遠くに、春の陽光にきらめくタンジェのビーチサイドを眺めながら、ご機嫌の昼食です。

  

 

 食後は「スパ」でリラックス。それから・・・夜はいちばん人気の、大劇場・エピックシアターのダンスショー「バーン・ザ・フロア」へ。

なにしろ乗船客4千人を超えていますから、すべてのショーは予約が必須。予約しても自由席ですから、良い席を確保しようとすれば開演30分前には並ばないといけないという次第で、これはちょっと厄介です。

(それで、予約受付コーナーには長い行列ができるのですが、5〜7階フロアのエレベーター扉横の壁に設置されたタッチパネルでも予約が出来るというので、プログラムを調べながら、せっせと予約に励んだのでした)

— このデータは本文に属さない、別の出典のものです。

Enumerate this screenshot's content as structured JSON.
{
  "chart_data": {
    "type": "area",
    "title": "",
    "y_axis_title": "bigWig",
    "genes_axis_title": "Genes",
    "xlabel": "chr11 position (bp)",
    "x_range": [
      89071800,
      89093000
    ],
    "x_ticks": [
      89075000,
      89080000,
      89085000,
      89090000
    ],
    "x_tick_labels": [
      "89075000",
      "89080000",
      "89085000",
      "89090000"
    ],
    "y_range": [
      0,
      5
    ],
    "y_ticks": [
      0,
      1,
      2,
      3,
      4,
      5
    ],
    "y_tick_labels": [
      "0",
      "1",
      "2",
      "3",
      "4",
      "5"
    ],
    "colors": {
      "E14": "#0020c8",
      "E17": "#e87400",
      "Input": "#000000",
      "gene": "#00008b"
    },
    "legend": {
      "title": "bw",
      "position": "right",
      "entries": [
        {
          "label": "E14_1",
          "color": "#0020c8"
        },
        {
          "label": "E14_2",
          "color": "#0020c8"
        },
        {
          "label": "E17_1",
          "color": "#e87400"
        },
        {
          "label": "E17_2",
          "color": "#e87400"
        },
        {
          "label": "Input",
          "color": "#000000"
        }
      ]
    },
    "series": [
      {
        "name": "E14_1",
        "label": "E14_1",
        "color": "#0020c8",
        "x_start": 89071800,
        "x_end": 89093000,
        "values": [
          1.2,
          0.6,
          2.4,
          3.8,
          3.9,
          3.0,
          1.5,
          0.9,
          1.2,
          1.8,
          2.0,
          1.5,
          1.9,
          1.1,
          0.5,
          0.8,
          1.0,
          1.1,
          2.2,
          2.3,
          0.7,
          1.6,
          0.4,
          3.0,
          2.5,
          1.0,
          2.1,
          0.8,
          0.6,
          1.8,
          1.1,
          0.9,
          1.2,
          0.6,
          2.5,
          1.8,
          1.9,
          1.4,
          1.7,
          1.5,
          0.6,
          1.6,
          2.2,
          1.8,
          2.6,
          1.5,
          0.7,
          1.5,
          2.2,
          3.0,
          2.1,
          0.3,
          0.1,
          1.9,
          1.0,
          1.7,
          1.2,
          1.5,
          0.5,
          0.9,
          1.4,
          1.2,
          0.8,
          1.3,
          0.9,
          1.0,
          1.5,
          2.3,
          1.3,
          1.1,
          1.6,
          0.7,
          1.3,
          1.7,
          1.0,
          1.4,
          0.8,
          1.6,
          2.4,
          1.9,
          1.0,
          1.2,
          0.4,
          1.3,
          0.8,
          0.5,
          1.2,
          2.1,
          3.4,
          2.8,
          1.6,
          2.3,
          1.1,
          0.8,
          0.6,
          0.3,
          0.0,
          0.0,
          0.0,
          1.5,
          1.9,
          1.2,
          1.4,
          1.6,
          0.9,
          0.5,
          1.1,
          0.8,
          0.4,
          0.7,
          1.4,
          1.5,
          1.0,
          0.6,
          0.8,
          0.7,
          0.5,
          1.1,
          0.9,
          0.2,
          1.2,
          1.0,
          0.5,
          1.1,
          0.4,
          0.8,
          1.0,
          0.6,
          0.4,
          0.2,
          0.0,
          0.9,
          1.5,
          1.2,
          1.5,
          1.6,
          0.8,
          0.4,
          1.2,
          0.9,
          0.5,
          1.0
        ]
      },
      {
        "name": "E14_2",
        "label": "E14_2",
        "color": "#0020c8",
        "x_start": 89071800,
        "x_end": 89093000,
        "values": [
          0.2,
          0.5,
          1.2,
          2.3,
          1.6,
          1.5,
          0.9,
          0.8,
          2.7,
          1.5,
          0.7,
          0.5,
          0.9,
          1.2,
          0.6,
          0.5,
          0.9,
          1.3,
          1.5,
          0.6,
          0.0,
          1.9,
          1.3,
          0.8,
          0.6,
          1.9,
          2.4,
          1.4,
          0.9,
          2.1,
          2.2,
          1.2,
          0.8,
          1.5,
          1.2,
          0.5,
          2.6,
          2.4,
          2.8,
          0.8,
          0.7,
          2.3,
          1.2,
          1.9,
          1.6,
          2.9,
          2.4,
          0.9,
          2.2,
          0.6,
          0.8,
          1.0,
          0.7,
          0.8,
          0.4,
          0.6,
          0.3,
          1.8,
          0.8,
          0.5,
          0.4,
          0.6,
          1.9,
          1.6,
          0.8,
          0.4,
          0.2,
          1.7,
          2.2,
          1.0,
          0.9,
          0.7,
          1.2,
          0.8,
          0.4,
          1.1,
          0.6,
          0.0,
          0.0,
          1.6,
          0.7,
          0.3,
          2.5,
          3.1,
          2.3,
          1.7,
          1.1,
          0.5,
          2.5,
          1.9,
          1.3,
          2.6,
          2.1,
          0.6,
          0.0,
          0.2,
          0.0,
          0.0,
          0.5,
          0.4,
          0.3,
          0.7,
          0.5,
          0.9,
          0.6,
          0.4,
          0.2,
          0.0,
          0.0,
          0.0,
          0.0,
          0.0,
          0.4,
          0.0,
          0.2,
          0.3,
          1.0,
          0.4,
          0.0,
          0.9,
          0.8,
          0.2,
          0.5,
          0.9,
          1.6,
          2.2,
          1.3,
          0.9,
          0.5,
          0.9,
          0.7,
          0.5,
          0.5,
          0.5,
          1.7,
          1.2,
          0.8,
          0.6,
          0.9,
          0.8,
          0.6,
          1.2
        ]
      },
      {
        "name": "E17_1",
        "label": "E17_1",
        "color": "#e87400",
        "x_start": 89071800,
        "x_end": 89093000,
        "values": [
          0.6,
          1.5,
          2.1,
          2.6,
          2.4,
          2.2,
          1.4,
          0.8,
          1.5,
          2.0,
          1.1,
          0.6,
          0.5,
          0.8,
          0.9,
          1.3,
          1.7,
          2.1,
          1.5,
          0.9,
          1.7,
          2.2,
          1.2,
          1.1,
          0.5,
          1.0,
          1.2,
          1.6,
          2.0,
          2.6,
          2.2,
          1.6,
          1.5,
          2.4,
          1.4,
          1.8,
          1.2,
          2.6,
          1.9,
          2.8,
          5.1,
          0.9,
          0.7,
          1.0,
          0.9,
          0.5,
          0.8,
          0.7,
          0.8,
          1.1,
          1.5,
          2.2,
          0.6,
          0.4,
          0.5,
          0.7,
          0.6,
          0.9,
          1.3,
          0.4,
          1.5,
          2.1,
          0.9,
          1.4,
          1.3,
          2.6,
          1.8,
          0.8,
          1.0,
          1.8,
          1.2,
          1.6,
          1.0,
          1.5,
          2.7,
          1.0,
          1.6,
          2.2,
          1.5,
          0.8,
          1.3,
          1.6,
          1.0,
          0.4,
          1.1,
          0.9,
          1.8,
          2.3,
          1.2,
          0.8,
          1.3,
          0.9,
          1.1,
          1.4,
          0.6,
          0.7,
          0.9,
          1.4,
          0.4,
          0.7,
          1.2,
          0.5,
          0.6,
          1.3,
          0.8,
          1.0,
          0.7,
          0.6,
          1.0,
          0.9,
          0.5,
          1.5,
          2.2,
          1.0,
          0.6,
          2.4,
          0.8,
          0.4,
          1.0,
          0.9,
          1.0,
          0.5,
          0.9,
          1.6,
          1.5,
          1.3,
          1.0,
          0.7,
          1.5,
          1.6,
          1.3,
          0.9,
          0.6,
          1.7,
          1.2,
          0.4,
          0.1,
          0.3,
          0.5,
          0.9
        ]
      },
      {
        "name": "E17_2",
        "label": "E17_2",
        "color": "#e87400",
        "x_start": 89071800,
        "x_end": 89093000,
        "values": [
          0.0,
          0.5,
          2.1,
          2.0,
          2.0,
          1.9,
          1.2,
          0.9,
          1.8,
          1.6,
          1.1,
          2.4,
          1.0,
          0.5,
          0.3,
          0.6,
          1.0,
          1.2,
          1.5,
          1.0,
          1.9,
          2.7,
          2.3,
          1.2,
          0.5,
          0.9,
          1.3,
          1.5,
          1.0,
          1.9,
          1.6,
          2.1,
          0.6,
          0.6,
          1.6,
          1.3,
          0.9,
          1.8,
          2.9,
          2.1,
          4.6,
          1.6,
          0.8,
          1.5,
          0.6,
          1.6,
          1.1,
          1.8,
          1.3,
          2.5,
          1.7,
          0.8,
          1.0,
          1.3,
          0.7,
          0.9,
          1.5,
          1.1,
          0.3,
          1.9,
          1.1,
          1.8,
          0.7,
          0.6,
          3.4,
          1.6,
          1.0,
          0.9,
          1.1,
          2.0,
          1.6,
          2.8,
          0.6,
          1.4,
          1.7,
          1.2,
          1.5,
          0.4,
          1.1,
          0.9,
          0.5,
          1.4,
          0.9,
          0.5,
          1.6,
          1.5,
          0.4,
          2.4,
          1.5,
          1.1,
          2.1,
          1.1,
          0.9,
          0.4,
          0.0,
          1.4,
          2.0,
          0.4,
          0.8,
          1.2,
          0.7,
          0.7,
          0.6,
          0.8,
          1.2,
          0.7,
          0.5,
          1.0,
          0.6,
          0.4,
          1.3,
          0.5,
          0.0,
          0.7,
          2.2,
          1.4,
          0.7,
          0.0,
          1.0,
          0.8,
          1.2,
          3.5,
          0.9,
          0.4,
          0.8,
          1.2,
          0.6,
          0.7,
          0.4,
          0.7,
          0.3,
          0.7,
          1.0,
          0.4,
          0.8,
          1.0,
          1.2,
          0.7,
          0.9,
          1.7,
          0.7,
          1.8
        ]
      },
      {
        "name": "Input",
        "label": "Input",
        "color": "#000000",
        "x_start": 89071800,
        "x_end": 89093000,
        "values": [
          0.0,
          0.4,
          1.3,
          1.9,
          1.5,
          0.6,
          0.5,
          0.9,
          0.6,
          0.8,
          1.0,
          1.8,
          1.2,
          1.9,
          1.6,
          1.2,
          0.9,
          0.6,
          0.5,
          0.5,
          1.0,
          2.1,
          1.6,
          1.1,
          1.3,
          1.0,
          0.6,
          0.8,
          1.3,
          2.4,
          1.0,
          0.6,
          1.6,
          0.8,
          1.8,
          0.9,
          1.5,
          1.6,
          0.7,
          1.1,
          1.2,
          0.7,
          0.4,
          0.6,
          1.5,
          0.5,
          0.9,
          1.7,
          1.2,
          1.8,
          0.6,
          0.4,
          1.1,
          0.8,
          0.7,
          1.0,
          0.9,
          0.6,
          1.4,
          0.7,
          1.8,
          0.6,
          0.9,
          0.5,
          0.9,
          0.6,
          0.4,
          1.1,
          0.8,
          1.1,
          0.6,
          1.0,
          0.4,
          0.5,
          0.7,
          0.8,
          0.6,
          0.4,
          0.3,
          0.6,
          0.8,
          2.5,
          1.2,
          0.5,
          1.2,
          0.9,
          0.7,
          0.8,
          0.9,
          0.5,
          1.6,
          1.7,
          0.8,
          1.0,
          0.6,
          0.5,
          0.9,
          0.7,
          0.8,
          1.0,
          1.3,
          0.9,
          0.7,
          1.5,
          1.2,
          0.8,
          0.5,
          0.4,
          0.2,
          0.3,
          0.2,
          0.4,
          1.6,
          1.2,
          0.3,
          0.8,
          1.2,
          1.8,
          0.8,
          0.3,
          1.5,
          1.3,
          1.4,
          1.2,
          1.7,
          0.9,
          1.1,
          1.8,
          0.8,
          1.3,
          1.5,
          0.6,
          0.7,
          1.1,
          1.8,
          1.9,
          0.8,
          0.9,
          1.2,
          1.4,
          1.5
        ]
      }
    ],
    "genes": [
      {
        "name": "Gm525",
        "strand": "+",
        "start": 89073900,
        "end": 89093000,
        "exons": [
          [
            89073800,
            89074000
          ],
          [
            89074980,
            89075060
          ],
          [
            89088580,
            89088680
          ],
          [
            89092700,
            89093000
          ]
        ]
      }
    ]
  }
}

 この日は7時(と10時)開演ということなので、6時半前には並んで、最前・中央の席を確保しました。

(エピックシアター・・・パンフレットより)

 宮廷ドレスを纏った優雅なウインナーワルツで始まったショーは突然アップテンポなダンスと変わり、それからは怒涛のダンスパフォーマンス。スピーディでシャープでダイナミック。激しく情熱的で、時に官能的なダンスに引き込まれていきます。このショーは1999年イギリスで幕を開け、ブロードウエイやワールドツアーで好評を博しているというが、実に素晴らしいダンスショーです。踊りとともに↓写真・右のカルメンのシーンに登場する女性シンガーが歌い上げる「ハバネラ」も見事! 〜〜というわけで、もう圧倒されっぱなしの1時間でした。

 

 ようやくお腹もすいてきたので、これから(830)夕食。今夜はもう一つのメインダイニングの「テイスト」へ行ってみます。

 さて、今夜オーダーしたのは・・・

  

 前菜はひよこ豆(?)のポタージュとオニオンスープ、そしてシーザースサラダ。オニオンスープは塩辛くてNG!

(アンケート用紙にその旨書いたせいではないでしょうが、その後幸いにも“ショッぱい”スープに巡り合いませんでした)

 

メインは「アメリカン・コッドのソテー」と、「クラム・リングイネ」・・・コッドは日本のタラと違って、いわゆる“タラ臭さ”がなく、歯ごたえがあって美味。ハマグリがたっぷりのパスタも上品な風味で美味しいです。アメリカ船には珍しく、繊細な味付けです。メニューの選択が的を得れば、結構美味しい料理がいただけることが分かりました。

 

(デザートはフルーツ盛り合わせと、アイスクリーム)

 

 今夜のタオルアートは・・・ブルドッグです。